First, modifying the model/training parameters is worth experimenting, however there are other “cheaper” (easier to test) methods you should explore first.

  1. Try training without augmenting your dataset. The YOLO training cycle includes augmentations during training, so it could be redundant and causing overfitting.
    • Additionally, a ±90° degree rotation is technically a different hand gesture :victory_hand:
  2. Unless you have a specific need to use YOLOv8n, try using a larger model, like YOLOv8s. Often times a slightly larger model can help considerably with classification performance.
    • Note: if using YOLOv8s causes and out of memory error, you can lower the batch size or you can freeze layers model.train(..., freeze=10) (freezes first 10 layers of model weights) which will reduce memory usage.

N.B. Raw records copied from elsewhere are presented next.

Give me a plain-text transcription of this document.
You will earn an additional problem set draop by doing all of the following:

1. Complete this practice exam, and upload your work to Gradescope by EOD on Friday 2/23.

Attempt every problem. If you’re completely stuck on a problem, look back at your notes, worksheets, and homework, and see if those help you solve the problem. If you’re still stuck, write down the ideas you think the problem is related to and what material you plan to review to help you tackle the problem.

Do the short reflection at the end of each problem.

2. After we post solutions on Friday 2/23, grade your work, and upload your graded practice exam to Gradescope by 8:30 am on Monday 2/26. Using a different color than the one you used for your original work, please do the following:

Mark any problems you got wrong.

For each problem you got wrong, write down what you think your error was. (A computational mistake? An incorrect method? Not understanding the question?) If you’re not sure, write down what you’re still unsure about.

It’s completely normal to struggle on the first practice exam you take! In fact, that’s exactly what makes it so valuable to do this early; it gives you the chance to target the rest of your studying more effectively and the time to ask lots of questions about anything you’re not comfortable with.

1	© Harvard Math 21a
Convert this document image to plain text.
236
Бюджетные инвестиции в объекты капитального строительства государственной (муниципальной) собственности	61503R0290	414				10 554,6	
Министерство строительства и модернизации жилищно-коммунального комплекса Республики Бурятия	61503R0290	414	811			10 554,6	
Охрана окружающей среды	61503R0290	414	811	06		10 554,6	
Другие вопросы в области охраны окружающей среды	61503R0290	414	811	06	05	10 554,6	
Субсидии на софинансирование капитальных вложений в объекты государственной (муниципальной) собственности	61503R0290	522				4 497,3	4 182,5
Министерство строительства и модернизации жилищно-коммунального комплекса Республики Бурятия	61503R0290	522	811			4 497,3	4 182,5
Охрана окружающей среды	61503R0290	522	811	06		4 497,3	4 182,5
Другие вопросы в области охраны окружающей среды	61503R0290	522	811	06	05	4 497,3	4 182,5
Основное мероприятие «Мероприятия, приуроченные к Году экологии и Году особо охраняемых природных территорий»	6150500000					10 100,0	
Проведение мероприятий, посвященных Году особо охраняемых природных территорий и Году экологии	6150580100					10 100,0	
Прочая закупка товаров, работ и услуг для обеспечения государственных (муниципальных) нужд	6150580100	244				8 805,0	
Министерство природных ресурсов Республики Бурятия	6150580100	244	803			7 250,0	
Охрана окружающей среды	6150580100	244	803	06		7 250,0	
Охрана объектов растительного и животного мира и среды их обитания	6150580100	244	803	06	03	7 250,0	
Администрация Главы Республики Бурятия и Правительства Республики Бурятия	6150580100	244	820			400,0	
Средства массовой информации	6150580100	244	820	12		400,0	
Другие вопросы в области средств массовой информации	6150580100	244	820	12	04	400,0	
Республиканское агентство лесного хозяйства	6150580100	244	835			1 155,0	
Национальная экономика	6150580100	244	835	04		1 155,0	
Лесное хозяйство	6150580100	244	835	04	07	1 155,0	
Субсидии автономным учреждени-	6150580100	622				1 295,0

  3. Label the other gestures as what they truly are, ‘okay’, ‘palm’, ‘fist’, etc. instead of just “other”. During model training, it optimizes for the best filters that will separate the objects into their respective classes. Since you’re working with hand gestures, the model will likely develop filters that are very good at recognizing hands versus any other object, but not necessarily a specific hand gesture. Without giving the model any additional information about the possible other states a hand could be shown (other hand gestures), it is more likely to falsely classify an incorrect hand gesture. When you gave the “other” category, it overfit to that category, because there are many more variations of the “not scissors” hand gesture. You should try labeling the other hand gestures you expect the model to see, even when you don’t care about them, as it will help the model separate those instances from the one you want.
  4. It would take a bit more work, but you could also try to use a segmentation model instead. A segmentation model needs contour data, which might help the model better distinguish the gesture you want versus all others. That’s because embedded into the contour information is the shape of the object, and for a hand gesture like “scissors”, it might be enough. I assume you have bounding box data at the moment, which you can use SAM2 to help with converting bounding boxes into contour annotations.